Lost @ Sea: Missing Equipment Washes Up Five Years Later
After going missing on Christmas Day five years ago, deep ocean measuring equipment belonging to the UK’s National Oceanography Center (NOC) has just been found on a beach in Tasmania by a local resident after making a 14,000 km journey across the ocean.
In 2011, this deep-ocean lander instrument was deployed by NOC scientists in the northern Drake Passage, which is a narrow section of the ocean between South America and Antarctica. Measuring ocean bottom pressure here helps provide information on the Antarctic Circumpolar Current, which is the largest ocean current in the world. The instrument was due to spend two years collecting data at a depth of 1100 metres, before being recovered on Christmas Day in 2013 by a research expedition on the Royal Research Ship (RRS) James Clark Ross, operated by British Antarctic Survey. However it did not return to the surface as planned for reasons that are not clear, possibly due to something getting tangled up with the release mechanism.
After being presumed lost, the deep ocean instrument frame was discovered washed up on a beach on the western tip of Tasmania. After being made aware of the find, the manufacturers were able to use the serial numbers on two of the sensors on the frame to trace the NOC as the owners and contact them.
The instruments, frame and data sensors have now been removed from the beach as a result of a collaboration between the finder of the instrument, the NOC, the Commonwealth Scientific and Industrial Research Organisation (CSIRO) and the Integrated Marine Observing System (IMOS) based at the University of Tasmania, in Hobart. The process of removal from the beach took several trips over a number of days, and the data sensors have now been taken to CSIRO where a team have managed to successfully recover some of the information.

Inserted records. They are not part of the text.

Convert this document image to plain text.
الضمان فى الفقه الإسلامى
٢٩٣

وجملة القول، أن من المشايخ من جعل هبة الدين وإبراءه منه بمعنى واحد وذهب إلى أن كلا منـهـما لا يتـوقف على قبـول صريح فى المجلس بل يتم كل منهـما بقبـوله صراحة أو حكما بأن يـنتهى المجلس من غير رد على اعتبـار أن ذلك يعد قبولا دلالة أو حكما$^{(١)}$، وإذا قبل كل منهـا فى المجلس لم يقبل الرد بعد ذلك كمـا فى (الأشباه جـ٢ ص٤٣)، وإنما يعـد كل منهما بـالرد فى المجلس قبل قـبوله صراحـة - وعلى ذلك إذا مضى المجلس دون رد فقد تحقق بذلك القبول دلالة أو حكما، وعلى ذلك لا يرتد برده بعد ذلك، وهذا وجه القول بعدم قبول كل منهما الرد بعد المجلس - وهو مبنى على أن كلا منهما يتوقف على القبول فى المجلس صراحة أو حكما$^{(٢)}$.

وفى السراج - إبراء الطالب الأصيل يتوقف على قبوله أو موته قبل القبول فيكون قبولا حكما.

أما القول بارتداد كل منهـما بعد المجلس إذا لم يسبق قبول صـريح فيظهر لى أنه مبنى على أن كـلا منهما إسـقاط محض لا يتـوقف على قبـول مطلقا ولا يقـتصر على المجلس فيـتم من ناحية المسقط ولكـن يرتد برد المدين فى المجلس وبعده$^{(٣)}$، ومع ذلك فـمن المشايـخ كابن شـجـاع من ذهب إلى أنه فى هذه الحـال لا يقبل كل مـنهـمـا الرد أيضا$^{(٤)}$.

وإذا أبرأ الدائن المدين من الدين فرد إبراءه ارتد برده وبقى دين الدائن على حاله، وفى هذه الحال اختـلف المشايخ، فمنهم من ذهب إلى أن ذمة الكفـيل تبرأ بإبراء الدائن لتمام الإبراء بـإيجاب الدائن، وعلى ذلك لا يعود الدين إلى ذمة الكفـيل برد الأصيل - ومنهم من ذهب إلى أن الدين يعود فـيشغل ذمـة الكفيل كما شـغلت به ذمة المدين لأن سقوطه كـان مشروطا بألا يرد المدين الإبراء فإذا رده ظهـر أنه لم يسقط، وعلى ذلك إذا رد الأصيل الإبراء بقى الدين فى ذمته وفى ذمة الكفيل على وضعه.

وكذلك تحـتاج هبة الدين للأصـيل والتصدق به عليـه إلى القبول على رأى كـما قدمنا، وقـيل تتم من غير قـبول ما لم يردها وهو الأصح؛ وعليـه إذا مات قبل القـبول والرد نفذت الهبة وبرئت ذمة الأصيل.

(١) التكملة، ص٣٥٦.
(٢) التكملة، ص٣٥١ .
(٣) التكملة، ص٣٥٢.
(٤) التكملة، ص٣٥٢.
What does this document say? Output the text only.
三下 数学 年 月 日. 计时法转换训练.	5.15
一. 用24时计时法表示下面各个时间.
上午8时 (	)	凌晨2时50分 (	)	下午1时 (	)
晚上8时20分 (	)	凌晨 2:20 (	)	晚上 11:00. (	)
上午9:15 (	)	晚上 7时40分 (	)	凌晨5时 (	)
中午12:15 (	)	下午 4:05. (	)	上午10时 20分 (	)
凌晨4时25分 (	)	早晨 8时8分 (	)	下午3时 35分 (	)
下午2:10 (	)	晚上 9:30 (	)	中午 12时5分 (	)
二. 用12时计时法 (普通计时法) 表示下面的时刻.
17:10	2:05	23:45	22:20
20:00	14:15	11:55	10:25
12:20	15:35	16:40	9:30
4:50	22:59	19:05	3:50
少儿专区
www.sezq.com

It is hoped that a scientific analysis of the recovered data will soon provide further insights into this remarkable journey.
Professor Ed Hill, Executive Director of the NOC, said “Finding this instrument is like an early Christmas present. The Antarctic Circumpolar Current is key to understanding the dynamics of the global ocean, so these sustained observations are incredibly important. There is no better place to make these observations than the narrow Drake Passage, which is why this instrument was deployed there before it made its epic journey to Tasmania.